If you set a Control to disabled it will return foreground=null to the Client.
This only works for the browser client as it uses theming to determine a fallback foreground color when the server returns null as foreground color.

But that does not work with all other clients out there. A foreground color must never be null - especially when it was set on the server side.

The browser specific logic should not be handled on the server - this browser specific behavior must move to the javascript implementation.
Comment 3 Ivan Furnadjiev CLA 2014-01-27 10:10:28 EST
The code in question is in Control#ControlAdapter#getUserForeground(), where the foreground color is reset to null if control is disabled.
Comment 4 Ralf Sternberg CLA 2014-02-03 06:31:30 EST
I agree that the enabled state should not affect the foreground value in the protocol.
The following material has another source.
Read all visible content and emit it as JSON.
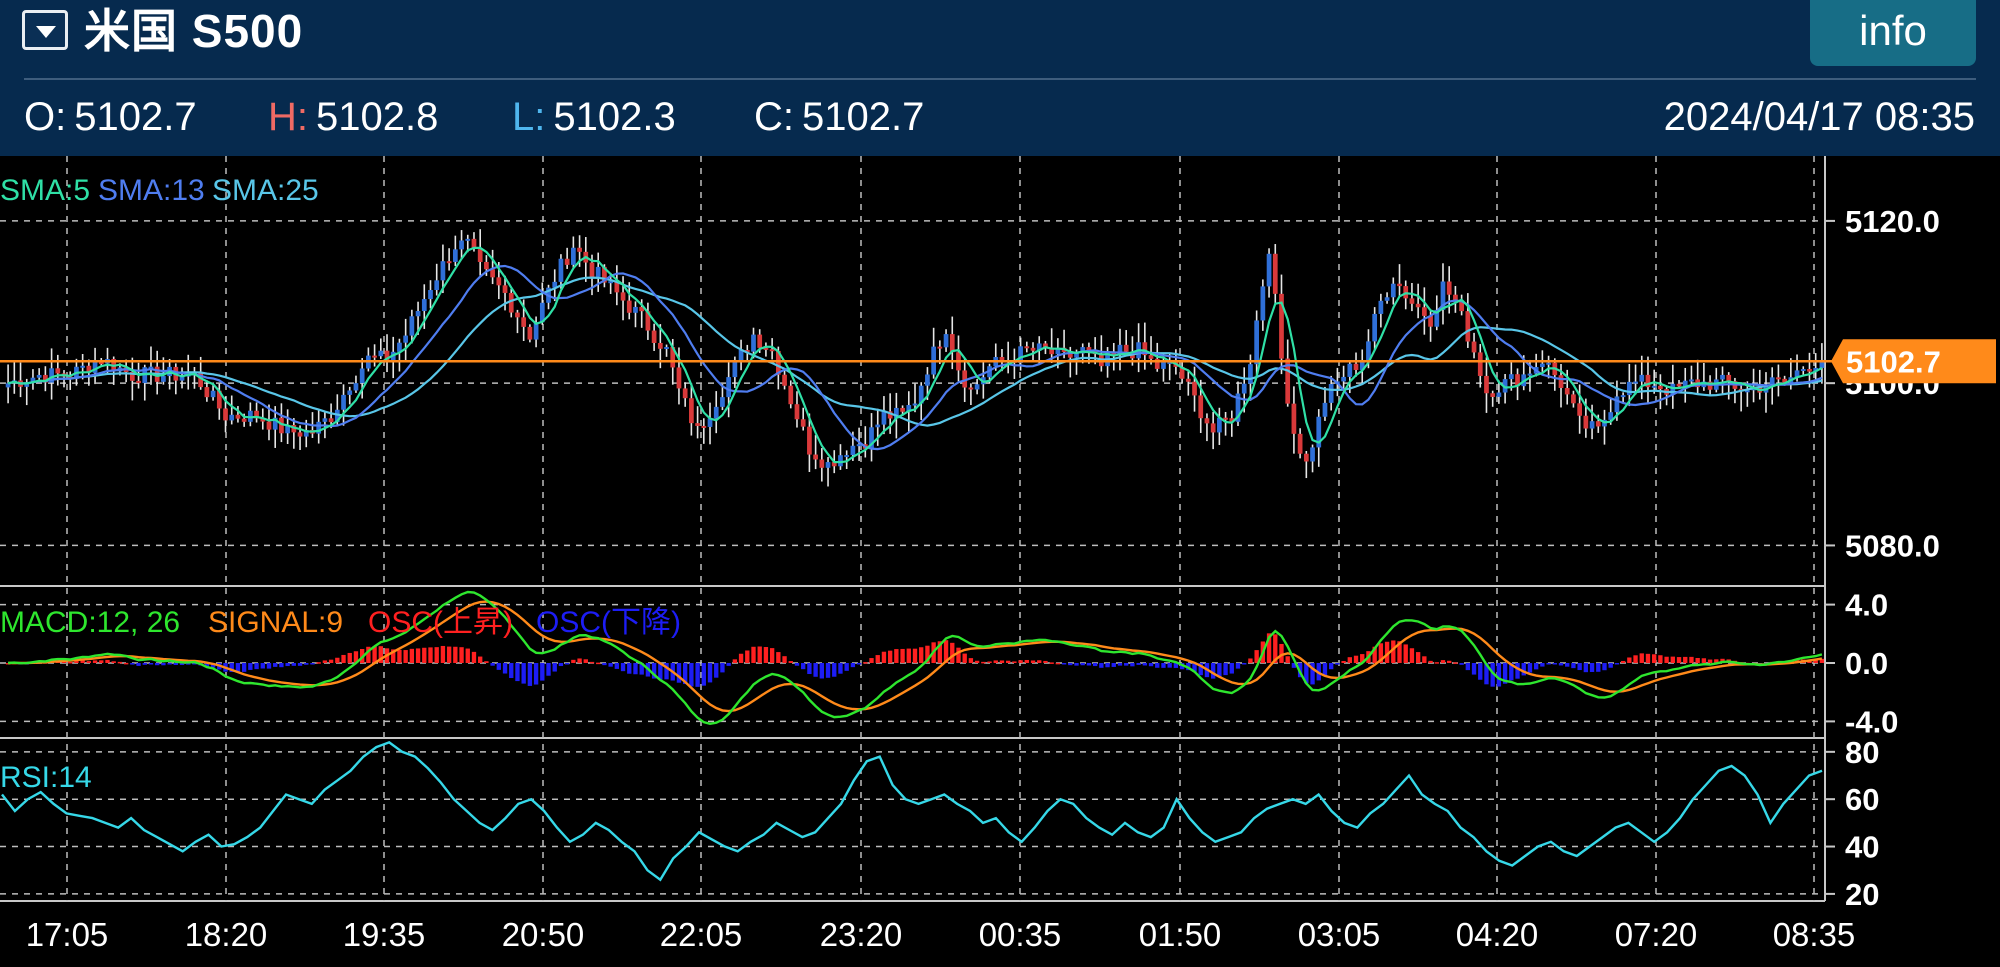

Graying out disabled widgets should be a responsibility of the theming. It may already be done by the theming, in this case we could simply remove the switch in getUserForeground().
Comment 5 Ivan Furnadjiev CLA 2014-02-03 06:49:40 EST
(In reply to comment #4)
> I agree that the enabled state should not affect the foreground value in the
> protocol. Graying out disabled widgets should be a responsibility of the
> theming. It may already be done by the theming, in this case we could simply
> remove the switch in getUserForeground().
As colors set by code override colors set by themeing we need a client-side (WebClient) fix before removing the switch in getUserForeground().
Comment 6 Ivan Furnadjiev CLA 2014-04-23 07:51:56 EDT
Just a note: On Windows SWT Button#setForeground does nothing for all type of buttons.